You know what I think we should all do more often? Take a vacation in our home cities. For me, this is also known as “having visitors,” because they provide a great excuse to see the tourist sites, pick out special places to eat, and revisit old haunts. I got the best of both worlds when my Mom was in town for a visit recently; we did plenty of exploring and restaurant-hopping, but also got a chance to put together a few home-cooked goodies.
We made these stuffed eggplants for dinner one night, and we were both big fans! Of course, it’s not all that surprising that the two of us would gravitate to this dish given the chance. We never ate much eggplant growing up, as my dad likes to refer to it as “the evil purple fruit,” so with just the girls around, we could make as much eggplant as we wanted!
These eggplant boats, as I like to call them, are stuffed with a mixture of ground turkey, mushrooms, zucchini, and fresh tomatoes. Top them off with melted cheese and fresh basil – it makes all the difference! What better way is there to get your veggies in beside putting them on on top of other veggies? Covering them with cheese doesn’t hurt either, but really I’d consider this a pretty solidly healthy dinner – especially considering how filling it was! We were both satisfied with half a boat, and the leftovers heated nicely when I ate them later that week. Our other cooking project: chocolate cupcakes with peanut butter, mocha, and vanilla swirled frosting… maybe weren’t quite as healthy. 🙂 Good thing there was a bake sale at my work the next day!
You could easily make these a vegetarian dish by replacing the ground turkey with beans (or just leaving it out), and the prep is pretty simple – the hardest part of making this was to find space for both my mom and I to chop ingredients in my one counter kitchen! Try serving this with some crusty French bread on the side, and a nice glass of red wine if you’re so inclined. I know we were!
Turkey & Veggie Stuffed Eggplant
Time: 1 hour
Yield: 2 eggplant halves; serves 2-4
Recipe from: Julie’s Stuffed Eggplant via Ambitious Kitchen
1 large eggplant (about 1 ½ pounds)
2 teaspoons olive oil
1/2 onion, diced (about ½ cup)
1 garlic clove, minced
1/2 pound lean ground turkey
1 large zucchini, diced (about 1 cup)
5 ounces baby Portobello mushrooms, finely chopped (about ½ cup)

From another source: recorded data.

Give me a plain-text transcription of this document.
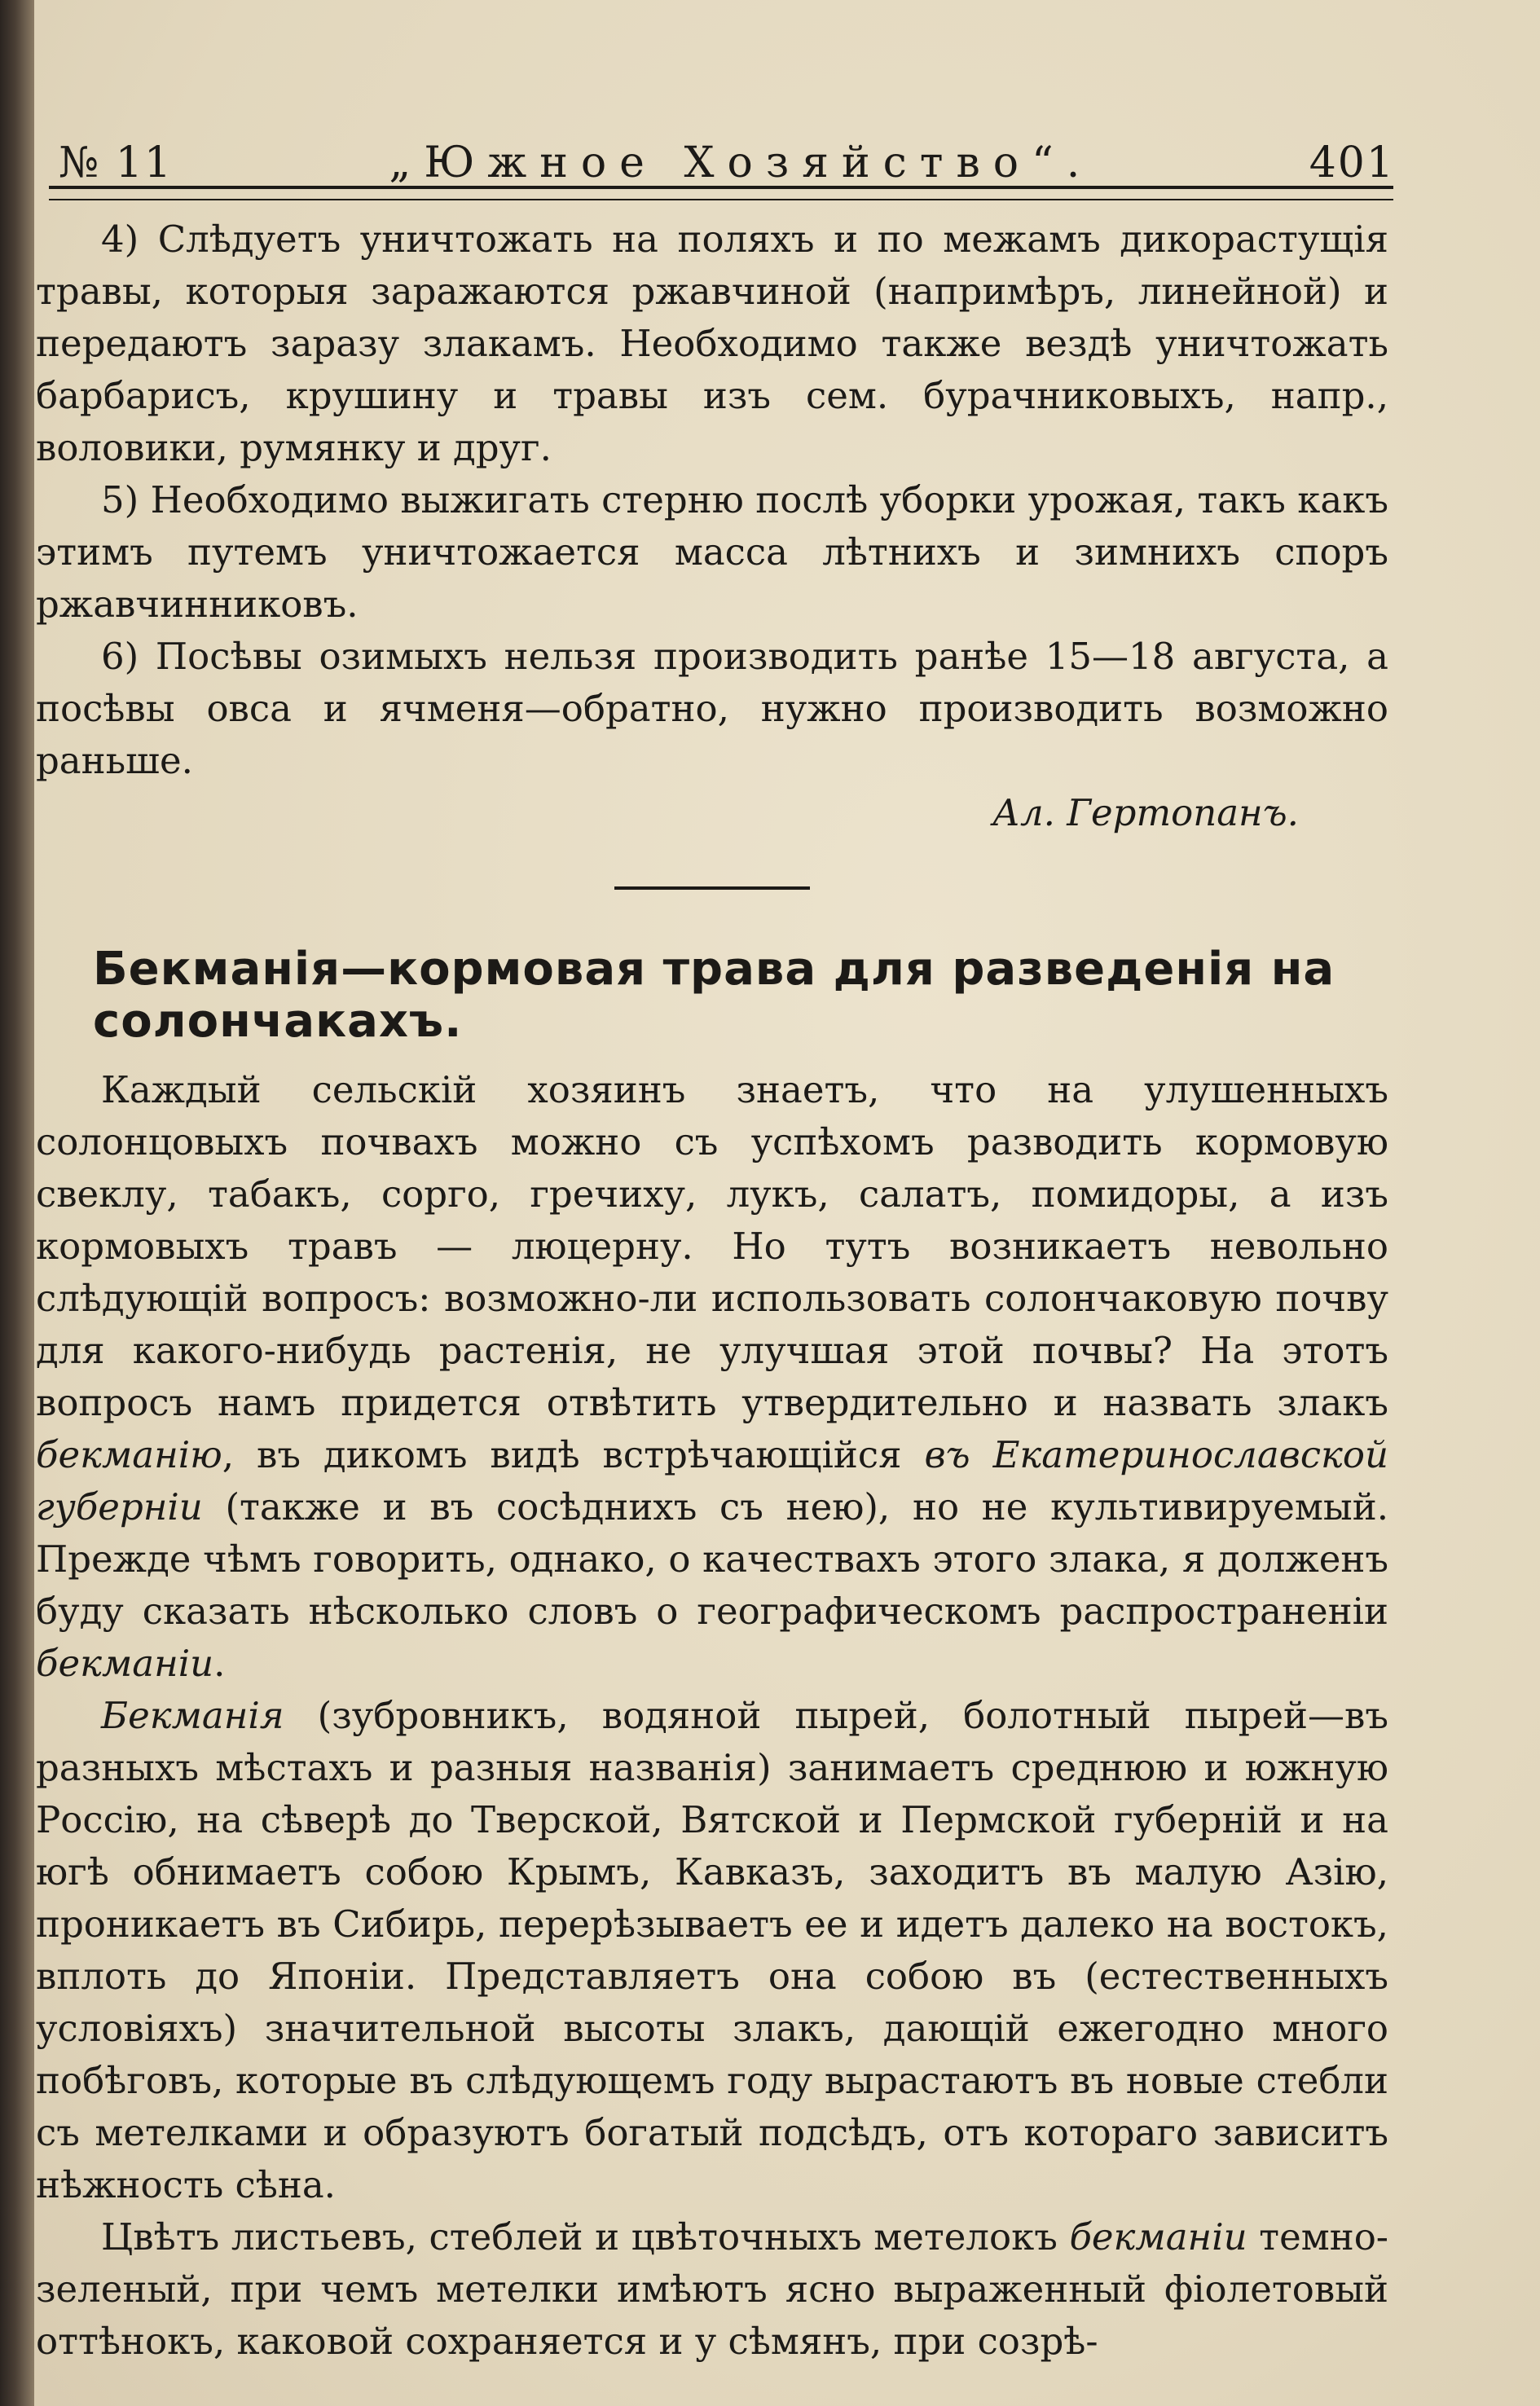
№ 11	„Южное Хозяйство“.	401

4) Слѣдуетъ уничтожать на поляхъ и по межамъ дикорастущія травы, которыя заражаются ржавчиной (напримѣръ, линейной) и передаютъ заразу злакамъ. Необходимо также вездѣ уничтожать барбарисъ, крушину и травы изъ сем. бурачниковыхъ, напр., воловики, румянку и друг.

5) Необходимо выжигать стерню послѣ уборки урожая, такъ какъ этимъ путемъ уничтожается масса лѣтнихъ и зимнихъ споръ ржавчинниковъ.

6) Посѣвы озимыхъ нельзя производить ранѣе 15—18 августа, а посѣвы овса и ячменя—обратно, нужно производить возможно раньше.

Ал. Гертопанъ.

Бекманія—кормовая трава для разведенія на солончакахъ.

Каждый сельскій хозяинъ знаетъ, что на улушенныхъ солонцовыхъ почвахъ можно съ успѣхомъ разводить кормовую свеклу, табакъ, сорго, гречиху, лукъ, салатъ, помидоры, а изъ кормовыхъ травъ — люцерну. Но тутъ возникаетъ невольно слѣдующій вопросъ: возможно-ли использовать солончаковую почву для какого-нибудь растенія, не улучшая этой почвы? На этотъ вопросъ намъ придется отвѣтить утвердительно и назвать злакъ бекманію, въ дикомъ видѣ встрѣчающійся въ Екатеринославской губерніи (также и въ сосѣднихъ съ нею), но не культивируемый. Прежде чѣмъ говорить, однако, о качествахъ этого злака, я долженъ буду сказать нѣсколько словъ о географическомъ распространеніи бекманіи.

Бекманія (зубровникъ, водяной пырей, болотный пырей—въ разныхъ мѣстахъ и разныя названія) занимаетъ среднюю и южную Россію, на сѣверѣ до Тверской, Вятской и Пермской губерній и на югѣ обнимаетъ собою Крымъ, Кавказъ, заходитъ въ малую Азію, проникаетъ въ Сибирь, перерѣзываетъ ее и идетъ далеко на востокъ, вплоть до Японіи. Представляетъ она собою въ (естественныхъ условіяхъ) значительной высоты злакъ, дающій ежегодно много побѣговъ, которые въ слѣдующемъ году вырастаютъ въ новые стебли съ метелками и образуютъ богатый подсѣдъ, отъ котораго зависитъ нѣжность сѣна.

Цвѣтъ листьевъ, стеблей и цвѣточныхъ метелокъ бекманіи темно-зеленый, при чемъ метелки имѣютъ ясно выраженный фіолетовый оттѣнокъ, каковой сохраняется и у сѣмянъ, при созрѣ-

1/4 cup fresh cherry tomatoes
1/2 teaspoon dried oregano
1/4 cup fresh basil
1/2 teaspoon salt
1/2 teaspoon ground black pepper
3/4 cup freshly grated mozzarella
1/4 cup grated parmesan cheese
Slice your eggplant in half lengthwise, and scoop out the insides, leaving a little bit (about a 1/4 inch) around the sides and bottom so as not to pierce the skin. Chop up the eggplant flesh you scooped out, and set it aside. Set aside the eggplant halves, and sprinkle lightly with salt.
Preheat the oven to 375°F and spray a casserole or baking dish with non-stick spray. Heat olive oil in a large skillet, then add the onion and garlic, cooking until the onion is soft and translucent. Add the ground turkey and crumble it with a spatula or wooden spoon. Finally stir in the zucchini, mushrooms, and eggplant flesh, and cook 5-10 minutes – until the vegetables have softened, and the turkey is fully cooked. Stir in the tomatoes and seasoning (oregano, basil, salt & pepper).
Scoop the filling into each eggplant half (I had a little leftover that wouldn’t fit – save this for another meal!). Sprinkle the cheeses over each eggplant half, and bake for ~35 minutes (check on it around 30 minutes to make sure your cheese doesn’t burn). Let rest for ~10 minutes and then top with extra cherry tomatoes and fresh basil as desired.